Visibility timeout = 900s. maxReceiveCount = 3.

Subscription	Filter Policy
Live ingest	`eventType: ["DOCUMENT_PROCESSED", "IMPORT_CANCELLED"]`, `caseId`, `batchId`
Backfill	`eventType: ["BACKFILL_REQUESTED"]`, `caseId`

Added to existing shared SNS topic.
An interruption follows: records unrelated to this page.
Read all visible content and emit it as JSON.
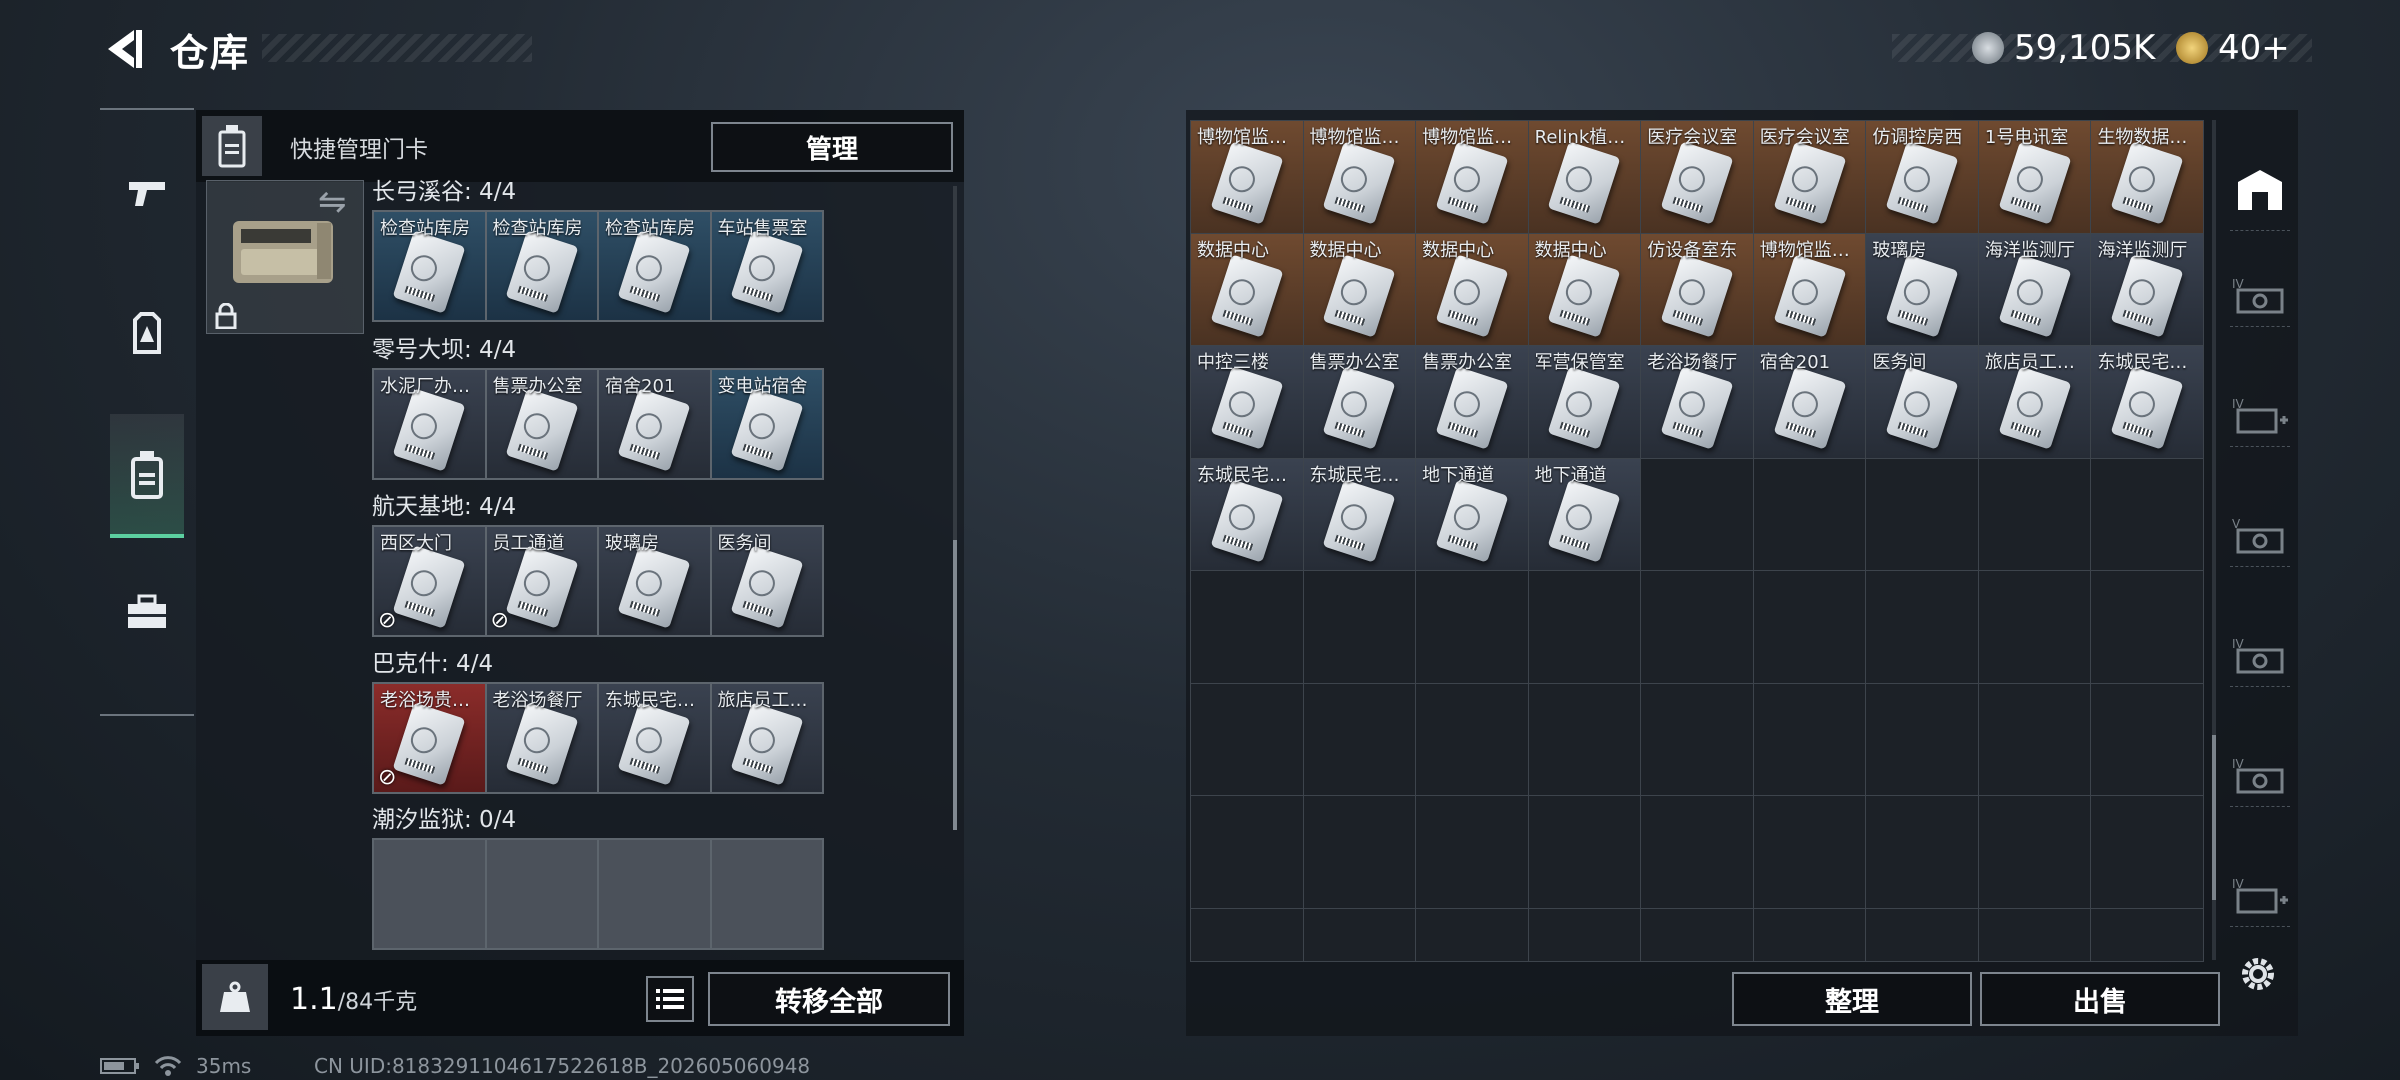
{
  "header": {
    "title": "仓库",
    "currency1": "59,105K",
    "currency2": "40+"
  },
  "nav": {
    "items": [
      "weapon-icon",
      "armor-icon",
      "keycard-icon",
      "toolbox-icon"
    ],
    "active": 2
  },
  "left_panel": {
    "header_label": "快捷管理门卡",
    "manage_label": "管理",
    "groups": [
      {
        "title": "长弓溪谷: 4/4",
        "slots": [
          {
            "label": "检查站库房",
            "bg": "blue"
          },
          {
            "label": "检查站库房",
            "bg": "blue"
          },
          {
            "label": "检查站库房",
            "bg": "blue"
          },
          {
            "label": "车站售票室",
            "bg": "blue"
          }
        ]
      },
      {
        "title": "零号大坝: 4/4",
        "slots": [
          {
            "label": "水泥厂办…",
            "bg": "gray"
          },
          {
            "label": "售票办公室",
            "bg": "gray"
          },
          {
            "label": "宿舍201",
            "bg": "gray"
          },
          {
            "label": "变电站宿舍",
            "bg": "blue"
          }
        ]
      },
      {
        "title": "航天基地: 4/4",
        "slots": [
          {
            "label": "西区大门",
            "bg": "gray",
            "nosell": true
          },
          {
            "label": "员工通道",
            "bg": "gray",
            "nosell": true
          },
          {
            "label": "玻璃房",
            "bg": "gray"
          },
          {
            "label": "医务间",
            "bg": "gray"
          }
        ]
      },
      {
        "title": "巴克什: 4/4",
        "slots": [
          {
            "label": "老浴场贵…",
            "bg": "red",
            "nosell": true
          },
          {
            "label": "老浴场餐厅",
            "bg": "gray"
          },
          {
            "label": "东城民宅…",
            "bg": "gray"
          },
          {
            "label": "旅店员工…",
            "bg": "gray"
          }
        ]
      },
      {
        "title": "潮汐监狱: 0/4",
        "slots": [
          {
            "label": "",
            "bg": "empty"
          },
          {
            "label": "",
            "bg": "empty"
          },
          {
            "label": "",
            "bg": "empty"
          },
          {
            "label": "",
            "bg": "empty"
          }
        ]
      }
    ],
    "weight_value": "1.1",
    "weight_unit": "/84千克",
    "transfer_label": "转移全部"
  },
  "right_panel": {
    "cells": [
      {
        "label": "博物馆监…",
        "bg": "brown"
      },
      {
        "label": "博物馆监…",
        "bg": "brown"
      },
      {
        "label": "博物馆监…",
        "bg": "brown"
      },
      {
        "label": "Relink植…",
        "bg": "brown"
      },
      {
        "label": "医疗会议室",
        "bg": "brown"
      },
      {
        "label": "医疗会议室",
        "bg": "brown"
      },
      {
        "label": "仿调控房西",
        "bg": "brown"
      },
      {
        "label": "1号电讯室",
        "bg": "brown"
      },
      {
        "label": "生物数据…",
        "bg": "brown"
      },
      {
        "label": "数据中心",
        "bg": "brown"
      },
      {
        "label": "数据中心",
        "bg": "brown"
      },
      {
        "label": "数据中心",
        "bg": "brown"
      },
      {
        "label": "数据中心",
        "bg": "brown"
      },
      {
        "label": "仿设备室东",
        "bg": "brown"
      },
      {
        "label": "博物馆监…",
        "bg": "brown"
      },
      {
        "label": "玻璃房",
        "bg": "gray"
      },
      {
        "label": "海洋监测厅",
        "bg": "gray"
      },
      {
        "label": "海洋监测厅",
        "bg": "gray"
      },
      {
        "label": "中控三楼",
        "bg": "gray"
      },
      {
        "label": "售票办公室",
        "bg": "gray"
      },
      {
        "label": "售票办公室",
        "bg": "gray"
      },
      {
        "label": "军营保管室",
        "bg": "gray"
      },
      {
        "label": "老浴场餐厅",
        "bg": "gray"
      },
      {
        "label": "宿舍201",
        "bg": "gray"
      },
      {
        "label": "医务间",
        "bg": "gray"
      },
      {
        "label": "旅店员工…",
        "bg": "gray"
      },
      {
        "label": "东城民宅…",
        "bg": "gray"
      },
      {
        "label": "东城民宅…",
        "bg": "gray"
      },
      {
        "label": "东城民宅…",
        "bg": "gray"
      },
      {
        "label": "地下通道",
        "bg": "gray"
      },
      {
        "label": "地下通道",
        "bg": "gray"
      }
    ],
    "total_cells": 72,
    "sort_label": "整理",
    "sell_label": "出售"
  },
  "rail": {
    "items": [
      "vault-icon",
      "expand-iv-icon",
      "add-iv-icon",
      "expand-v-icon",
      "expand-iv-icon",
      "expand-iv-icon",
      "add-iv-icon"
    ]
  },
  "status": {
    "ping": "35ms",
    "uid": "CN UID:8183291104617522618B_202605060948"
  }
}
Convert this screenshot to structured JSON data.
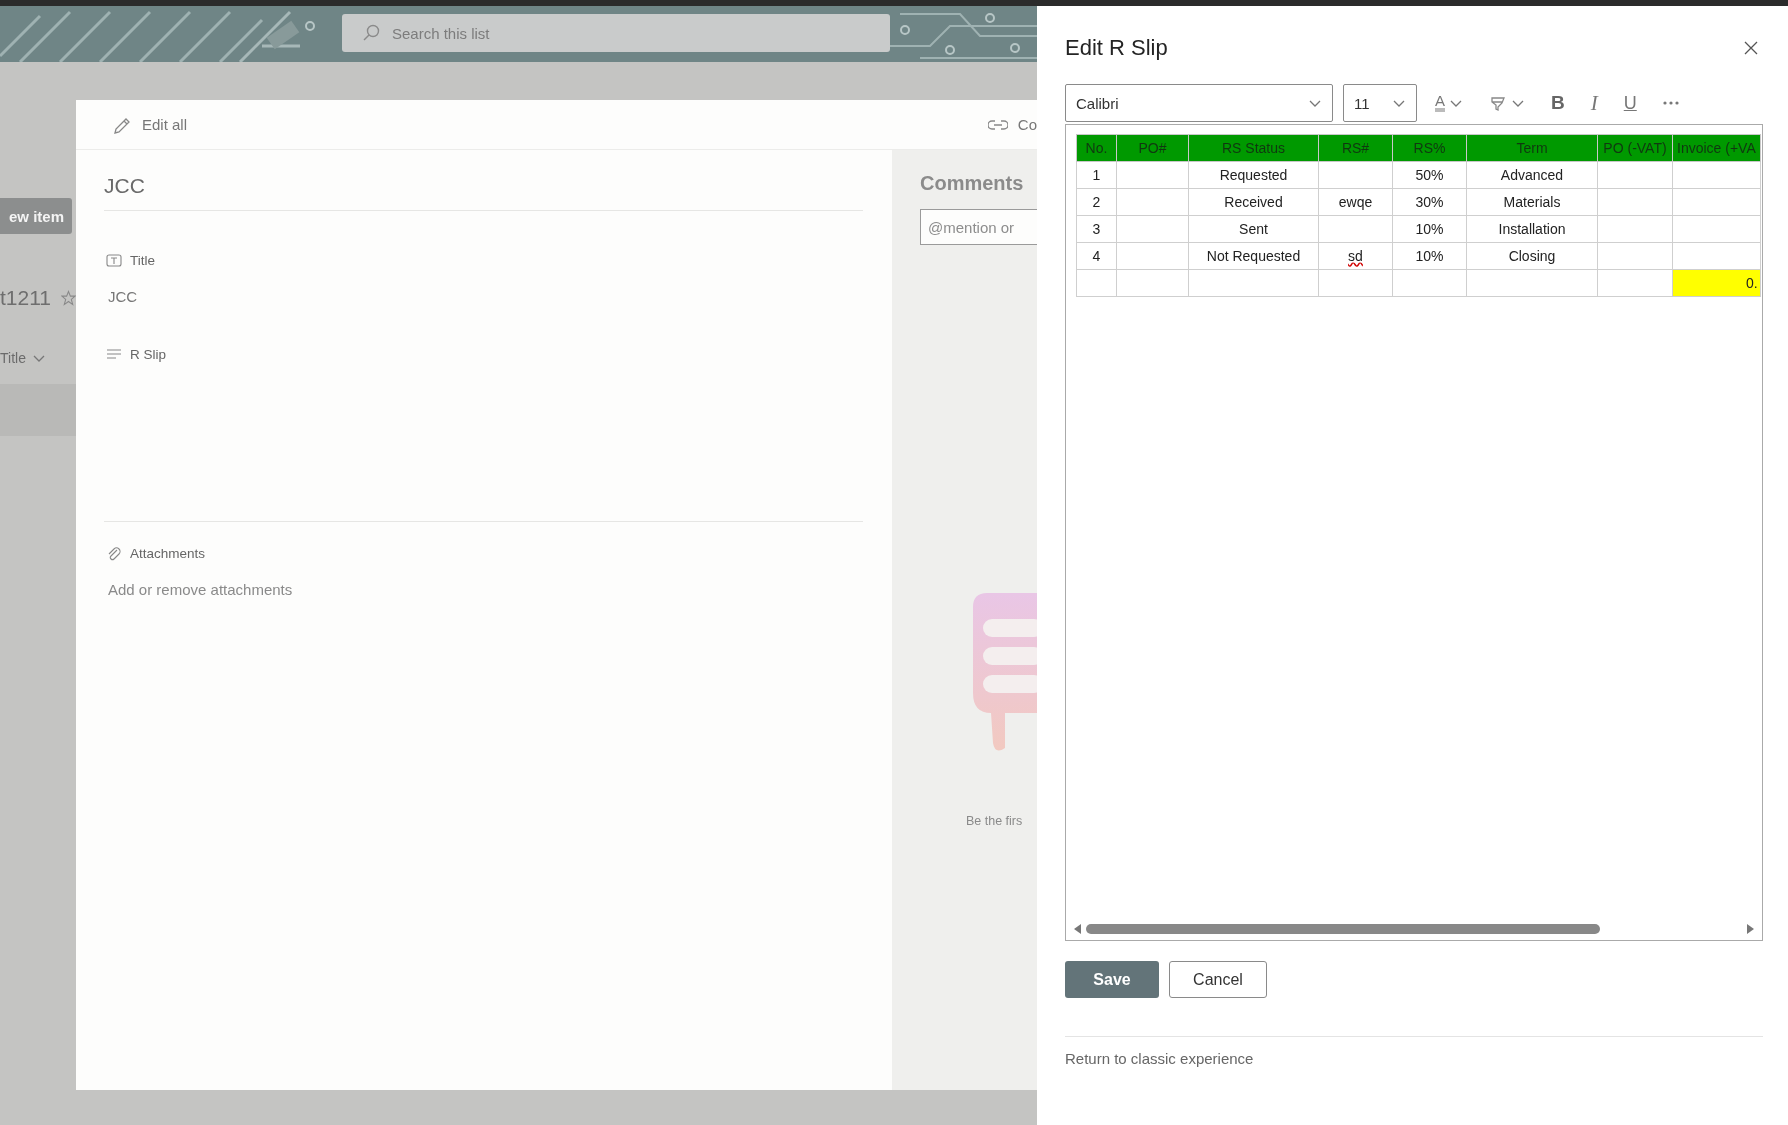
{
  "banner": {
    "search": {
      "placeholder": "Search this list"
    }
  },
  "list_page": {
    "new_item_button": "ew item",
    "list_title": "t1211",
    "column_header": "Title"
  },
  "item_dialog": {
    "toolbar": [
      {
        "kind": "edit",
        "label": "Edit all"
      },
      {
        "kind": "link",
        "label": "Co"
      }
    ],
    "item_title": "JCC",
    "fields": [
      {
        "kind": "text",
        "label": "Title",
        "value": "JCC"
      },
      {
        "kind": "rich_text",
        "label": "R Slip"
      }
    ],
    "attachments": {
      "label": "Attachments",
      "link": "Add or remove attachments"
    },
    "comments": {
      "heading": "Comments",
      "input": {
        "placeholder": "@mention or"
      },
      "empty_text": "Be the firs"
    }
  },
  "edit_panel": {
    "title": "Edit R Slip",
    "font": "Calibri",
    "font_size": "11",
    "format_buttons": [
      {
        "kind": "font_color",
        "label": "A"
      },
      {
        "kind": "highlight"
      },
      {
        "kind": "bold",
        "label": "B"
      },
      {
        "kind": "italic",
        "label": "I"
      },
      {
        "kind": "underline",
        "label": "U"
      },
      {
        "kind": "more"
      }
    ],
    "table": {
      "columns": [
        "No.",
        "PO#",
        "RS Status",
        "RS#",
        "RS%",
        "Term",
        "PO (-VAT)",
        "Invoice (+VA"
      ],
      "rows": [
        {
          "cells": [
            "1",
            "",
            "Requested",
            "",
            "50%",
            "Advanced",
            "",
            ""
          ]
        },
        {
          "cells": [
            "2",
            "",
            "Received",
            "ewqe",
            "30%",
            "Materials",
            "",
            ""
          ]
        },
        {
          "cells": [
            "3",
            "",
            "Sent",
            "",
            "10%",
            "Installation",
            "",
            ""
          ]
        },
        {
          "cells": [
            "4",
            "",
            "Not Requested",
            {
              "text": "sd",
              "misspelled": true
            },
            "10%",
            "Closing",
            "",
            ""
          ]
        },
        {
          "cells": [
            "",
            "",
            "",
            "",
            "",
            "",
            "",
            {
              "text": "0.",
              "highlighted": true
            }
          ]
        }
      ]
    },
    "buttons": [
      {
        "kind": "primary",
        "label": "Save"
      },
      {
        "kind": "secondary",
        "label": "Cancel"
      }
    ],
    "footer_link": "Return to classic experience"
  }
}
Topic itself is unchanged.

API Gateway¶

Endpoint	Auth	Timeout	Purpose
`POST /search`	IAM	25s	Hybrid semantic + keyword search
`POST /backfill`	IAM	25s	Trigger embedding for existing docs
`GET /status/{case_id}`	IAM	10s	Embedding progress

URL published to SSM Parameter Store (documentsearch_api_url).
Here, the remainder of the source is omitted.